The MIT Center for Real Estate (CRE) launched its Real Estate Price Dynamics Research Platform (REPD Platform) to “explore models and analytics that can lay the foundation for providing real-world solutions,” according to its website.

The digital revolution has produced a universe of relevant data for aggregators to provide to actionable information to investors in all types of real estate.

The study of real estate has progressed slowly, due in large part to variances in market locations. Property prices are closely tied to local markets, making the task of gathering all the necessary data nearly impossible until very recently. Prices even vary within markets, so any system has to be extremely agile. Price indexing is in any facet of real estate is complex, to say the least.

Although the primary focus of the REPD Platform is currently on commercial property asset prices, related subjects are being explored, such as rents and space market dynamics, with the platform already being used to study office markets in India, according to the website.

As an educational institution, MIT’s focus is not on economic profit, but rather serving as a “bridge between pioneering academic research and industry practice.”

The profitable application of this research, and other related research, is left to the entrepreneurs in the “proptech” space, like Gary Beasley of Roofstock. In October, Roofstock announced the industry’s first-ever single-family rental ratings index for U.S. neighborhoods, powered by a “proprietary algorithm that assesses neighborhood-specific risk.” The Roofstock Neighborhood Rating normalizes neighborhood data across markets, enabling buyers to easily compare rental properties on an even footing and make informed decisions, according to HousingWire, which named Roofstock as one of its Tech 100 winners for 2018.

The company looked at 72,000 U.S. census tracts, each composed of about 1,500 homes, to derive the Roofstock Neighborhood Rating algorithm, providing an even playing field for the comparison of one piece of real estate to another, based on dozens of factors. HousingWire called Roofstock is one of the fastest-growing fintech startups in the U.S. In addition to surpassing $1 billion in transactions, the company “more than doubled the number of new market launches in 2017 year over year and grew its workforce by more than 200%.”

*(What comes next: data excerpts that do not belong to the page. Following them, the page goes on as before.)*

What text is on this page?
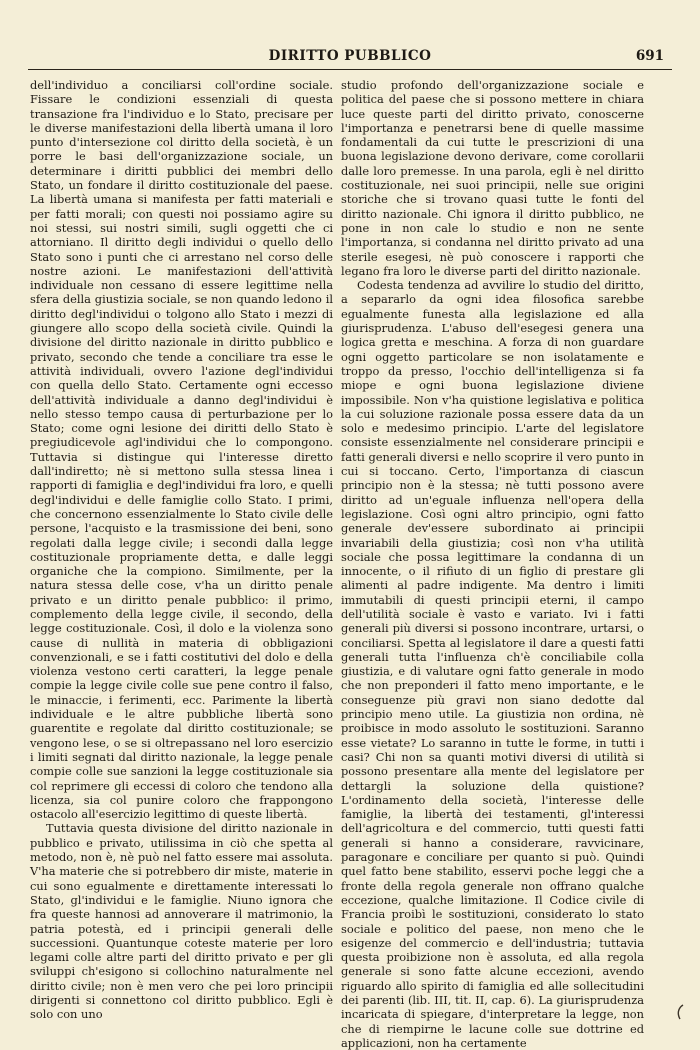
DIRITTO PUBBLICO	691

dell'individuo a conciliarsi coll'ordine sociale. Fissare le condizioni essenziali di questa transazione fra l'individuo e lo Stato, precisare per le diverse manifestazioni della libertà umana il loro punto d'intersezione col diritto della società, è un porre le basi dell'organizzazione sociale, un determinare i diritti pubblici dei membri dello Stato, un fondare il diritto costituzionale del paese. La libertà umana si manifesta per fatti materiali e per fatti morali; con questi noi possiamo agire su noi stessi, sui nostri simili, sugli oggetti che ci attorniano. Il diritto degli individui o quello dello Stato sono i punti che ci arrestano nel corso delle nostre azioni. Le manifestazioni dell'attività individuale non cessano di essere legittime nella sfera della giustizia sociale, se non quando ledono il diritto degl'individui o tolgono allo Stato i mezzi di giungere allo scopo della società civile. Quindi la divisione del diritto nazionale in diritto pubblico e privato, secondo che tende a conciliare tra esse le attività individuali, ovvero l'azione degl'individui con quella dello Stato. Certamente ogni eccesso dell'attività individuale a danno degl'individui è nello stesso tempo causa di perturbazione per lo Stato; come ogni lesione dei diritti dello Stato è pregiudicevole agl'individui che lo compongono. Tuttavia si distingue qui l'interesse diretto dall'indiretto; nè si mettono sulla stessa linea i rapporti di famiglia e degl'individui fra loro, e quelli degl'individui e delle famiglie collo Stato. I primi, che concernono essenzialmente lo Stato civile delle persone, l'acquisto e la trasmissione dei beni, sono regolati dalla legge civile; i secondi dalla legge costituzionale propriamente detta, e dalle leggi organiche che la compiono. Similmente, per la natura stessa delle cose, v'ha un diritto penale privato e un diritto penale pubblico: il primo, complemento della legge civile, il secondo, della legge costituzionale. Così, il dolo e la violenza sono cause di nullità in materia di obbligazioni convenzionali, e se i fatti costitutivi del dolo e della violenza vestono certi caratteri, la legge penale compie la legge civile colle sue pene contro il falso, le minaccie, i ferimenti, ecc. Parimente la libertà individuale e le altre pubbliche libertà sono guarentite e regolate dal diritto costituzionale; se vengono lese, o se si oltrepassano nel loro esercizio i limiti segnati dal diritto nazionale, la legge penale compie colle sue sanzioni la legge costituzionale sia col reprimere gli eccessi di coloro che tendono alla licenza, sia col punire coloro che frappongono ostacolo all'esercizio legittimo di queste libertà.

Tuttavia questa divisione del diritto nazionale in pubblico e privato, utilissima in ciò che spetta al metodo, non è, nè può nel fatto essere mai assoluta. V'ha materie che si potrebbero dir miste, materie in cui sono egualmente e direttamente interessati lo Stato, gl'individui e le famiglie. Niuno ignora che fra queste hannosi ad annoverare il matrimonio, la patria potestà, ed i principii generali delle successioni. Quantunque coteste materie per loro legami colle altre parti del diritto privato e per gli sviluppi ch'esigono si collochino naturalmente nel diritto civile; non è men vero che pei loro principii dirigenti si connettono col diritto pubblico. Egli è solo con uno

studio profondo dell'organizzazione sociale e politica del paese che si possono mettere in chiara luce queste parti del diritto privato, conoscerne l'importanza e penetrarsi bene di quelle massime fondamentali da cui tutte le prescrizioni di una buona legislazione devono derivare, come corollarii dalle loro premesse. In una parola, egli è nel diritto costituzionale, nei suoi principii, nelle sue origini storiche che si trovano quasi tutte le fonti del diritto nazionale. Chi ignora il diritto pubblico, ne pone in non cale lo studio e non ne sente l'importanza, si condanna nel diritto privato ad una sterile esegesi, nè può conoscere i rapporti che legano fra loro le diverse parti del diritto nazionale.

Codesta tendenza ad avvilire lo studio del diritto, a separarlo da ogni idea filosofica sarebbe egualmente funesta alla legislazione ed alla giurisprudenza. L'abuso dell'esegesi genera una logica gretta e meschina. A forza di non guardare ogni oggetto particolare se non isolatamente e troppo da presso, l'occhio dell'intelligenza si fa miope e ogni buona legislazione diviene impossibile. Non v'ha quistione legislativa e politica la cui soluzione razionale possa essere data da un solo e medesimo principio. L'arte del legislatore consiste essenzialmente nel considerare principii e fatti generali diversi e nello scoprire il vero punto in cui si toccano. Certo, l'importanza di ciascun principio non è la stessa; nè tutti possono avere diritto ad un'eguale influenza nell'opera della legislazione. Così ogni altro principio, ogni fatto generale dev'essere subordinato ai principii invariabili della giustizia; così non v'ha utilità sociale che possa legittimare la condanna di un innocente, o il rifiuto di un figlio di prestare gli alimenti al padre indigente. Ma dentro i limiti immutabili di questi principii eterni, il campo dell'utilità sociale è vasto e variato. Ivi i fatti generali più diversi si possono incontrare, urtarsi, o conciliarsi. Spetta al legislatore il dare a questi fatti generali tutta l'influenza ch'è conciliabile colla giustizia, e di valutare ogni fatto generale in modo che non preponderi il fatto meno importante, e le conseguenze più gravi non siano dedotte dal principio meno utile. La giustizia non ordina, nè proibisce in modo assoluto le sostituzioni. Saranno esse vietate? Lo saranno in tutte le forme, in tutti i casi? Chi non sa quanti motivi diversi di utilità si possono presentare alla mente del legislatore per dettargli la soluzione della quistione? L'ordinamento della società, l'interesse delle famiglie, la libertà dei testamenti, gl'interessi dell'agricoltura e del commercio, tutti questi fatti generali si hanno a considerare, ravvicinare, paragonare e conciliare per quanto si può. Quindi quel fatto bene stabilito, esservi poche leggi che a fronte della regola generale non offrano qualche eccezione, qualche limitazione. Il Codice civile di Francia proibì le sostituzioni, considerato lo stato sociale e politico del paese, non meno che le esigenze del commercio e dell'industria; tuttavia questa proibizione non è assoluta, ed alla regola generale si sono fatte alcune eccezioni, avendo riguardo allo spirito di famiglia ed alle sollecitudini dei parenti (lib. III, tit. II, cap. 6). La giurisprudenza incaricata di spiegare, d'interpretare la legge, non che di riempirne le lacune colle sue dottrine ed applicazioni, non ha certamente
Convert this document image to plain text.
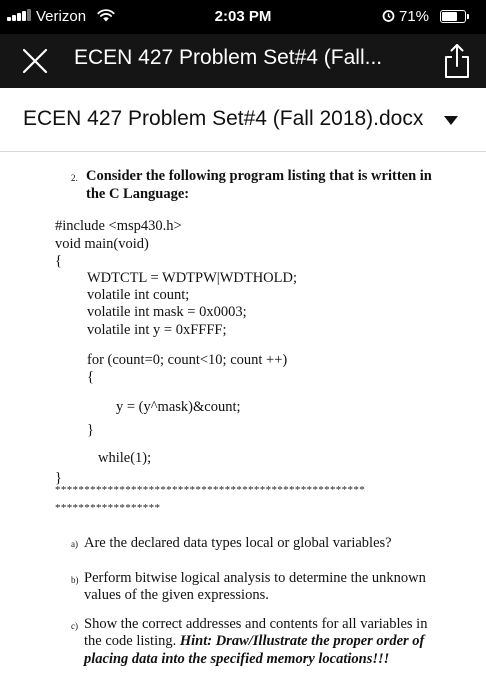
Verizon	2:03 PM	71%
ECEN 427 Problem Set#4 (Fall...
ECEN 427 Problem Set#4 (Fall 2018).docx
2. Consider the following program listing that is written in
the C Language:
#include <msp430.h>
void main(void)
{
WDTCTL = WDTPW|WDTHOLD;
volatile int count;
volatile int mask = 0x0003;
volatile int y = 0xFFFF;
for (count=0; count<10; count ++)
{
y = (y^mask)&count;
}
while(1);
}
*****************************************************
******************
a) Are the declared data types local or global variables?
b) Perform bitwise logical analysis to determine the unknown
values of the given expressions.
c) Show the correct addresses and contents for all variables in
the code listing. Hint: Draw/Illustrate the proper order of
placing data into the specified memory locations!!!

At the top of the go-to list for many seeking data in the proptech field is AATTOM, which developed and brought to market “two key technologies that provide clients with more flexible and scalable options for data delivery and data management: a cloud-based property data API and property data-as-a-service (DaaS),” according to HousingWire. ATTOM’s cloud-based API delivery lets clients to create a custom data set from the more than 1,000 property data elements, and allows them to stream it on demand, rather than having to store it. We use ATTOM data as we monitor real estate and property assets for weather damage, specifically, hail weather damage.

The discovery and sorting of data is transforming the real estate industry, as it is many others. Less precise methods of decision-making are falling away, as ground truth improves the way we live.